The main jet should be in the range of [115]-[140]
or it will be a balance that does not address tuning of the parts that concern you.
If the slow jet size is set to 60, the jet needle should be between 90FTU and 90FTX. The clip number can also be changed to rich.
Even so, the balance does not change, so there is not much change in terms of driving.
Since the FCR is not digital, there may be some changes that are quite bad in the parts that affect each other. Of course, the main jet should also be set to a large size of about 160 and not use all the jets that were installed at the factory.

When tuning, consider the slow jet or jet needle as the basis.

FCR is rarely changed significantly from the time of shipment.
When I asked BITO about the CBX1000, they told me that they had changed the jet needle three times.
They were probably thinking of keeping the slow jet within the range of 40 to 48 and allowing for a range of clip adjustments. The jet needle is 90FXM and has a unique cut-up.
If you use the jet needle you want to use as your main as a reference, the method is to change the slow jet and main jet together. As for the main jet, the only tuning range available at full throttle is the main air jet, so some compromises may be necessary at full throttle.

FCR for beginners – Keep a good record of tuning history

The content of this blog post is written based on your history.
There are some things you wouldn't notice unless you look at your history.
And since I was a beginner, I have been recording my history in my own way, in a Google spreadsheet. Leaving a history is something that can be done by anyone, whether you're a beginner or a veteran.
Naturally, veterans will leave a more accurate and easy-to-understand history.
Even beginners can leave a history. Photos of you working are fine too.
Leaving a history is always useful. Please try to be conscious of it.
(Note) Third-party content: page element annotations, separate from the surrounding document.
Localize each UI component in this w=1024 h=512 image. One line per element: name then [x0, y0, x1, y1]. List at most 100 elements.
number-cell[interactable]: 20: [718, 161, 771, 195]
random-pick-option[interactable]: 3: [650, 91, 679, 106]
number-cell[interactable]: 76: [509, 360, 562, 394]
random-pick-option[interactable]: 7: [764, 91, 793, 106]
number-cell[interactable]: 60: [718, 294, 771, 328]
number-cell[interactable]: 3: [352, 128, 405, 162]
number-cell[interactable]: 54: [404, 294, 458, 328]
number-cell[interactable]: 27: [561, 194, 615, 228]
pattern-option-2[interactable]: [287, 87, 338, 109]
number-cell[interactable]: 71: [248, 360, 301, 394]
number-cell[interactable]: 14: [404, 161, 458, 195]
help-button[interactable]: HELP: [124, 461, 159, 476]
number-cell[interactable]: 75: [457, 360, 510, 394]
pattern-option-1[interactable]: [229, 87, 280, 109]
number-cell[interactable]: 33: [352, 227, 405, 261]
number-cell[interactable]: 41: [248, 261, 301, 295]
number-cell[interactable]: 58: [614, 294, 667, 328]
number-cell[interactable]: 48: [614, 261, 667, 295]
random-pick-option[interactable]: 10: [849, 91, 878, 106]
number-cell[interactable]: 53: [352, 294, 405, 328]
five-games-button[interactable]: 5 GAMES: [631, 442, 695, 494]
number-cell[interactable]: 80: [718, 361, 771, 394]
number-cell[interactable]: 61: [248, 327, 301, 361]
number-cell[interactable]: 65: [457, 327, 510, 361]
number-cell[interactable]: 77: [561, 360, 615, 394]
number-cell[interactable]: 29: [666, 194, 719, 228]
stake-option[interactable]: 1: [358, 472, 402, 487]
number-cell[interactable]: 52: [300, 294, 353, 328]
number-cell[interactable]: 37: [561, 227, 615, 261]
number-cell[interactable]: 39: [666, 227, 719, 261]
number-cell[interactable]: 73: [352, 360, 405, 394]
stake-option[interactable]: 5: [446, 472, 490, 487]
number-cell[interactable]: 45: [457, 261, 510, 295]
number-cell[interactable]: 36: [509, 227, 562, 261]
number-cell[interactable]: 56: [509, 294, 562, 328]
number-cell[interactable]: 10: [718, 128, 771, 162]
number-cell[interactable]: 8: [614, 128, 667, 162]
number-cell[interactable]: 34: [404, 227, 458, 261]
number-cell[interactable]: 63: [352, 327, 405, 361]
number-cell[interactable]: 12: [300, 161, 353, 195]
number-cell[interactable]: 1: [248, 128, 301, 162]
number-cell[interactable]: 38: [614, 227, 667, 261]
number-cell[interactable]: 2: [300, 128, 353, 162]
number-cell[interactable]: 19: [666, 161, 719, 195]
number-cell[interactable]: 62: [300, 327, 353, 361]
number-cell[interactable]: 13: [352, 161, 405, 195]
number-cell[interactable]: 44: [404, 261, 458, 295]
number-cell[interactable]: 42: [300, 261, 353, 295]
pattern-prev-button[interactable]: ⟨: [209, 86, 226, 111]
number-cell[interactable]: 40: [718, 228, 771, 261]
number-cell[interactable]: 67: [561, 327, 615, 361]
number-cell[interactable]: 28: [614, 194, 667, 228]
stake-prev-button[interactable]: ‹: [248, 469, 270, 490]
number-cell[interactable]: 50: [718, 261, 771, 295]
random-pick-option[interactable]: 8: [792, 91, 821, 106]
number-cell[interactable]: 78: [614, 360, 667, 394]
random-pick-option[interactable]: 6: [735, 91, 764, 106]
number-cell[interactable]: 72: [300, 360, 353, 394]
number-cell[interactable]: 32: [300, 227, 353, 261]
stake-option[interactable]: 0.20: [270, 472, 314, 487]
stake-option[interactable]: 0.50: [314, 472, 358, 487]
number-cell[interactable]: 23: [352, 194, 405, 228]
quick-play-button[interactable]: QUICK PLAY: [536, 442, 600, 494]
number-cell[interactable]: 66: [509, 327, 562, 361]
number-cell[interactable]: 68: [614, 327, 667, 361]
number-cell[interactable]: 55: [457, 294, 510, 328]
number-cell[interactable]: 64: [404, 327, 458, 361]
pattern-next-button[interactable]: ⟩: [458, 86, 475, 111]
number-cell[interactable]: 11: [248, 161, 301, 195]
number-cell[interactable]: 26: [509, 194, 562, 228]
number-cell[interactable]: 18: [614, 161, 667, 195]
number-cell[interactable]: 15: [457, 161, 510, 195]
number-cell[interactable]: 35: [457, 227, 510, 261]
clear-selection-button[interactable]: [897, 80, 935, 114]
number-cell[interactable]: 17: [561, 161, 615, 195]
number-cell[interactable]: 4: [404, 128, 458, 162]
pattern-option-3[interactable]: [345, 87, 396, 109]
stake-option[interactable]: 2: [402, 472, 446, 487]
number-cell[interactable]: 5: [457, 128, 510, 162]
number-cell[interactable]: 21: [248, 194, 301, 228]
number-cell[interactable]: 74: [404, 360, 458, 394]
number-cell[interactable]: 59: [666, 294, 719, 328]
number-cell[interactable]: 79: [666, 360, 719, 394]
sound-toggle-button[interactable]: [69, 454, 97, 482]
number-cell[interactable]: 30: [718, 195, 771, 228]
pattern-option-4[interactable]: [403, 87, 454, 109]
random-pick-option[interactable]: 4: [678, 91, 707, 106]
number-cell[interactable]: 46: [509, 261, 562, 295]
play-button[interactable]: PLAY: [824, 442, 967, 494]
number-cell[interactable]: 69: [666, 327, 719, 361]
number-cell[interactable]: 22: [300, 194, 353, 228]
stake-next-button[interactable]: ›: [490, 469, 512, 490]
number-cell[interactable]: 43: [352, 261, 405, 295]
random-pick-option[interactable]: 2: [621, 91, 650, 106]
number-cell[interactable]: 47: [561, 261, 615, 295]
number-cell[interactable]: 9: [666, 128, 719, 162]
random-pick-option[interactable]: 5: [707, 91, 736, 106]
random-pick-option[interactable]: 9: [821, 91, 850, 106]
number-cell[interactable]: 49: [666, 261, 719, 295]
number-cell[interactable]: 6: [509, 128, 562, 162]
FCR tuning – If you make the jet needle straight diameter lean, it may be pointless to make the jet rich…【summary】

I imagine that the appropriate jet for the CBX1000 would be around 90FTS#1 to 90FTS#3, with a slow jet of 55 and a main jet of around 135. There was a time when I actually tuned it like that. After that, I changed to a 90FXM jet needle and tuned it. It feels a bit awkward because I can't adjust the straight diameter by one number, but I can adjust the clip number all year round without worrying too much.
I'm currently tuning my CBX1000 with 90FTN#1 because I wanted to adjust the straight diameter.
I'm planning on retuning it with 90FTS this summer, or trying 90GTM.
I hope you all have a fun FCR life.
See you again!

CBX1000 Photo Gallery

Here are some photos from previous posts showing the engine and FCR.